Témoignage métier de Cyril Lathuilière
Par Laurent Dalimier le lundi, février 10 2014, 19:09 - Interviews - Lien permanent
Cyril Lathuilière est Ingénieur principal de l'Armement, océanographe au SHOM
Je me suis souvent demandé ce qu'il y avait sous la surface des océans.
Qui n'a jamais essayé de deviner, depuis un quai ou la proue d'un voilier, quelle était la profondeur d'eau ? Est-ce que la tache un peu noire en dessous était une roche ou un herbier de posidonies ? Curieusement, la mer est un milieu à la fois familier et inhospitalier, inaccessible voire extrême. Mettez un capteur à l'eau quelques mois, vous le récupérerez incrusté de coquillages si les tempêtes n'ont pas eu raison de son support pourtant solide....
Si je devais résumer mon métier, je dirais que c'est d'utiliser toutes les techniques possibles pour décrire au mieux l'environnement marin au profit des usagers des mers. Sous son apparence homogène, le milieu marin se révèle fortement variable lorsqu'on l'observe avec attention. Le défi scientifique et technique que constitue sa connaissance a donc été déterminant dans mon choix de rejoindre le SHOM, après une thèse de doctorat en océanographie au Laboratoire d'océanographie et du climat (LOCEAN) de Paris.
La prévision océanographique demande la mise en œuvre de techniques variées pour parvenir à fournir une information pertinente. Le socle reste l'observation.
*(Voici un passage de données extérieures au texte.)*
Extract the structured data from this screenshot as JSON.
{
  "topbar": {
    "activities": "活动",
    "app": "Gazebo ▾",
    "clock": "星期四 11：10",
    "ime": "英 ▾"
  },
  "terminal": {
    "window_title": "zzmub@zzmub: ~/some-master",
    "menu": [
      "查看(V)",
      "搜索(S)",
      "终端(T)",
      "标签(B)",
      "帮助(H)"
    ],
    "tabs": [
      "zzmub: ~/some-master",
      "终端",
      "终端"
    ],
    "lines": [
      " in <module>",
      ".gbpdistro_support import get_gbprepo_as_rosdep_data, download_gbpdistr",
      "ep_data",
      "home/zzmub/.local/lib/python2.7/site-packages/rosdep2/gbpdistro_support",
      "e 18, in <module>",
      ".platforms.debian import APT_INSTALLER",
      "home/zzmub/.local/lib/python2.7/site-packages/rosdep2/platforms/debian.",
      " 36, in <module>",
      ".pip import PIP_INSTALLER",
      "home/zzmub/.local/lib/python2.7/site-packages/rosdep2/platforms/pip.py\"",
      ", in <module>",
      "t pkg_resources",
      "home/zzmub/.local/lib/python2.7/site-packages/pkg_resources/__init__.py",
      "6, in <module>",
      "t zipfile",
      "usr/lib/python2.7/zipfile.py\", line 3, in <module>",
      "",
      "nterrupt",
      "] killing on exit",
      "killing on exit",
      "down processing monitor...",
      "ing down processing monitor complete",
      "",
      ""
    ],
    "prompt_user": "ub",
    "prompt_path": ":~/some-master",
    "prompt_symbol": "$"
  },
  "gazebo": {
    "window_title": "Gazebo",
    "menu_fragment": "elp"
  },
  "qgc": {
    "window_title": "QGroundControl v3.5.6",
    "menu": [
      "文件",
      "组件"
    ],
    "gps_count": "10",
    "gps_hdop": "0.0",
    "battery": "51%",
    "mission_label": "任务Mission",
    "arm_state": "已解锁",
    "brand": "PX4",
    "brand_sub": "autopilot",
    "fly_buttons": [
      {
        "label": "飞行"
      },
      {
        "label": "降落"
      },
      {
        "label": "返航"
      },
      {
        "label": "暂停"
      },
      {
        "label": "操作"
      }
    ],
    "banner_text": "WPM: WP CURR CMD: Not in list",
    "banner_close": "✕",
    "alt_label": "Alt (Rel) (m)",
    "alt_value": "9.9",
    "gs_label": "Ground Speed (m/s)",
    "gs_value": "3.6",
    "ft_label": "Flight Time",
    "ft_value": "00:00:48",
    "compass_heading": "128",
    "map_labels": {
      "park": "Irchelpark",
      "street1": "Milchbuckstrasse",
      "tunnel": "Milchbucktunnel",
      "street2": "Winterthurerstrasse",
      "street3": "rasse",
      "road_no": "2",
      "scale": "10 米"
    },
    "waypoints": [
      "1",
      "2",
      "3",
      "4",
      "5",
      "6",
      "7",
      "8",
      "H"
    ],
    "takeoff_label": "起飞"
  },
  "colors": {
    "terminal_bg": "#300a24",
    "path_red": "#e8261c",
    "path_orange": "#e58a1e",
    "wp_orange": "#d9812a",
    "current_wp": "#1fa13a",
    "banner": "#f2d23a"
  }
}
Les campagnes de mesure en mer à bord de navires océanographiques demeurent de nos jours le moyen privilégié d'accéder à la connaissance, car elles permettent à la fois d'échantillonner en trois dimensions les processus océaniques et d'en capturer l'évolution temporelle. C'est d'autant plus vrai que les capteurs se sont à la fois perfectionnés et diversifiés. Voir apparaître sur les écrans de contrôle des appareils de mesures, tous ces processus qui ne présentent pourtant que peu de signature en surface, est fascinant. Les réseaux de flotteurs dérivant et les satellites d'observation complètent très bien cette description et permettent désormais de voir les phénomènes de façon plus systématique.
Le second ingrédient de la prévision océanographique est la modélisation. Cette reproduction de la circulation océanique sous forme numérique m'a tout de suite plu. Les défis technologiques sont nombreux. Il s'agit en particulier d'allier une représentation physique aussi juste que possible, une maîtrise des propriétés numériques et une mise en œuvre informatique d'envergure sur des calculateurs de plus en plus puissants. Observations et modélisation sont indissociables pour fournir aux usagers des mers une information pertinente et fiable.
L'exploration du milieu réel doit aussi nous rendre humbles devant l'abyssal besoin de connaissances qu'il nous reste à satisfaire. Chaque campagne d'observations nous montre des processus que nous ne soupçonnions pas, tout en montrant l'impact des avancées scientifiques sur la qualité des prévisions réalisées.